The Erdős-Kac theorem:

The Erdős-Kac theorem states that the number of unique prime factors for large integers is Gaussian. While this theorem is developed from the Hardy-Ramanujan theorem it remains a rather unexpected result.
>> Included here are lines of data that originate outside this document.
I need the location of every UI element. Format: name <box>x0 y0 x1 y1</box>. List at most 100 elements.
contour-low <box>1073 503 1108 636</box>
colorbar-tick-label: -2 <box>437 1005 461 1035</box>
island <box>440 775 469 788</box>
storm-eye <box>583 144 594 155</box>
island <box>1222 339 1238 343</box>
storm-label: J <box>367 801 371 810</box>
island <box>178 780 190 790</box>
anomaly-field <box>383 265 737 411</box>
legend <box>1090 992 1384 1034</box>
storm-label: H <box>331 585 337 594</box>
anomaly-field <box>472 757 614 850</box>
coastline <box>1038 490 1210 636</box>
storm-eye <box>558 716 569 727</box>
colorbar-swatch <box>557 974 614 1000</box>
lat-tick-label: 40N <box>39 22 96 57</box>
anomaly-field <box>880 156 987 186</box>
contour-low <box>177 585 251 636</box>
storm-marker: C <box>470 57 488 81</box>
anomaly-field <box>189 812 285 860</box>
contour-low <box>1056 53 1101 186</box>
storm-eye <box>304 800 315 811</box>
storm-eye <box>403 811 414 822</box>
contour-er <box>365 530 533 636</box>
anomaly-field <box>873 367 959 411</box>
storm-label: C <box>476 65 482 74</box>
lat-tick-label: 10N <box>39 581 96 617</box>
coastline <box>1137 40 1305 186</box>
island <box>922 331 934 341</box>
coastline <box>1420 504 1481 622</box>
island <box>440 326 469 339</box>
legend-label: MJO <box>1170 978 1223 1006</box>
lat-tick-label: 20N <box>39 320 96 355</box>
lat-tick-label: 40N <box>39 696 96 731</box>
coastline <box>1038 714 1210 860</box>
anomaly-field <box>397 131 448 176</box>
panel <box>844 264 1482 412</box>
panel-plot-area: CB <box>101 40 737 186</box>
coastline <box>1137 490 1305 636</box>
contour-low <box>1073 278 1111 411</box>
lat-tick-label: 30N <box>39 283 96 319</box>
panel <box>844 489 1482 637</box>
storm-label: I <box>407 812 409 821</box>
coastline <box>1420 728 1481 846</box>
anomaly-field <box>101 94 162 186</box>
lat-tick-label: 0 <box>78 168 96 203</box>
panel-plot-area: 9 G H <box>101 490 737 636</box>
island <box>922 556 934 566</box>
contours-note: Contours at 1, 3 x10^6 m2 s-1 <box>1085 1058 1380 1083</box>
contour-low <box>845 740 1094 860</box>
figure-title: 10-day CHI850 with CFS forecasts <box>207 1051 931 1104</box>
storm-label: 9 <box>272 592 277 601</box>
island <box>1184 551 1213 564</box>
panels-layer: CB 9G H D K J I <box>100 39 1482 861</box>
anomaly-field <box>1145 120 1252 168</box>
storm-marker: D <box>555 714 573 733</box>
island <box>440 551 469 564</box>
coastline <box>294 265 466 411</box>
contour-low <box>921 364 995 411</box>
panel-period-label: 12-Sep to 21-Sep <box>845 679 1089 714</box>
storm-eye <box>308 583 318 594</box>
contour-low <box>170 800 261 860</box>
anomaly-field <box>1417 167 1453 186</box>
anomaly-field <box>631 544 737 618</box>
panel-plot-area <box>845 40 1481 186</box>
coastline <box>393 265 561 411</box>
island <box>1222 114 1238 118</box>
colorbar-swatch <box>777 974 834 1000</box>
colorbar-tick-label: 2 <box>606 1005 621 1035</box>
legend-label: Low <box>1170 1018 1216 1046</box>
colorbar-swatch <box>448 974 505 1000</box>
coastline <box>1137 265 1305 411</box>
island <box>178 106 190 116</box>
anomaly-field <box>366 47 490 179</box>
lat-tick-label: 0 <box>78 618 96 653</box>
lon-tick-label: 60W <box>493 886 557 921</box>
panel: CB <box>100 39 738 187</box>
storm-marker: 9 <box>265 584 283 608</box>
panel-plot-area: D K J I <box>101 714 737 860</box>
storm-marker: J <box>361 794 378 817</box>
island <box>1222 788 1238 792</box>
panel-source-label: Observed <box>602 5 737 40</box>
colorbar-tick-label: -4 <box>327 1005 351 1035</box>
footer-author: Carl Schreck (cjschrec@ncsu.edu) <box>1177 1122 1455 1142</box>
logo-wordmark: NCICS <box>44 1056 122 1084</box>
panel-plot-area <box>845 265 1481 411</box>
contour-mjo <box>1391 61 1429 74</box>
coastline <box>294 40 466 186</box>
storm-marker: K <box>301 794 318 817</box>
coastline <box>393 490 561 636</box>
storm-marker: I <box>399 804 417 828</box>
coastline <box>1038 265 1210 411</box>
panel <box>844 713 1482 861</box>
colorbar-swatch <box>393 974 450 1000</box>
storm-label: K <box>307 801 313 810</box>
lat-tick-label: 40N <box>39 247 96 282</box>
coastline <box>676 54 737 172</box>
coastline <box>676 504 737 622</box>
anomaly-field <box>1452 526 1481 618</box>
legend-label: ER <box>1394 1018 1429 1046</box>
To be precise, if we sample \(x \sim U([1,n])\) then \(\nu(x)\) is asymptotically normal:

\begin{equation} P\big(\frac{\nu(x)- \log\log n}{\sqrt{\log\log n}} \geq \lambda\big) = \frac{1}{\sqrt{2 \pi}} \int_{\lambda}^{\infty} e^{-\frac{t^2}{2}}dt \end{equation}

for all \(\lambda \in \mathbb{R}\).

In our proof, we’ll use the theorem in probability that if all the moments of a random variable \(X\) are the same as that of a normal distribution, then \(X\) is normally distributed.

Proof:

If we randomly choose \(x \in [1,n]\), for any prime \(p\) let’s define the indicator variable \(X_p\) where \(X_p = 1\) if \(p|x\) and \(X_p=0\) otherwise. So the number of prime divisors of \(x\) less than or equal to \(M\) is approximately:

\begin{equation} X = \sum_{p \leq M} X_p \end{equation}

Now, let’s set \(M = n^{\frac{1}{s(n)}}\) where \(s(n) = \log\log\log n\) so that \(\lim\limits_{n \to \infty}\frac{s(n)}{\sqrt{\log\log n}}=0\). Then we have:

\begin{equation} \nu(x) - s(n) \leq X \leq \nu(x) \end{equation}

Furthermore, \(X_p \sim \text{Ber}(\frac{1}{p})\) so we may define:

\begin{equation} Y_p = \text{Ber}(\frac{1}{p}) \end{equation}

\begin{equation} Y = \sum_{p \leq M} Y_p \end{equation}

where we have:

\begin{equation} \mu = \mathbb{E}[Y] \sim \mathbb{E}[X] \end{equation}

\begin{equation} \sigma^2 = \text{Var}[Y] \sim \text{Var}[X] \end{equation}

We may use \(\mu\) and \(\sigma\) to normalise \(X\) and \(Y\),

\begin{equation} \overline{X} = \frac{X - \mu}{\sigma} \end{equation}

\begin{equation} \overline{Y} = \frac{Y - \mu}{\sigma} \end{equation}

and the remaining obstacle in the proof is to show that all moments converge:

\begin{equation} \forall k, \mathbb{E}[\overline{X}^k] = \mathbb{E}[\overline{Y}^k] \end{equation}

This may be accomplished by considering the factors of \(\mathbb{E}[X^k-Y^k]\) for distinct primes \(p_1, ..., p_r \leq M\) so we have:

\begin{equation} \mathbb{E}[X_{p_1}X_{p_2}…X_{p_r}-Y_{p_1}Y_{p_2}…Y_{p_r}] = \frac{1}{n} \big\lfloor \frac{n}{\prod_{i=1}^r p_i}\big\rfloor - \frac{1}{\prod_{i=1}^r p_i} \leq \mathcal{O}\big(\frac{1}{n}\big) \end{equation}

so there are \(M^k \leq n\) terms in the expansion of \(\overline{X}^k\) and as each term in the expected difference contributes \(\mathcal{O}\big(\frac{1}{n}\big)\) we have:

\begin{equation} \forall k, \mathbb{E}[\overline{X}^k-\overline{Y}^k] \leq \mathcal{O}(1) \end{equation}

Given that all moments converge, we may conclude that \(\overline{X}\) is asymptotically normal. QED.

References:

  1. Hardy, G. H.; Ramanujan, S. (1917), “The normal number of prime factors of a number n”, Quarterly Journal of Mathematics
  2. Erdős, Paul; Kac, Mark (1940). “The Gaussian Law of Errors in the Theory of Additive Number Theoretic Functions”. American Journal of Mathematics.
  3. Rényi, A.; Turán, P. (1958). “On a theorem of Erdös-Kac” . Acta Arithmetica.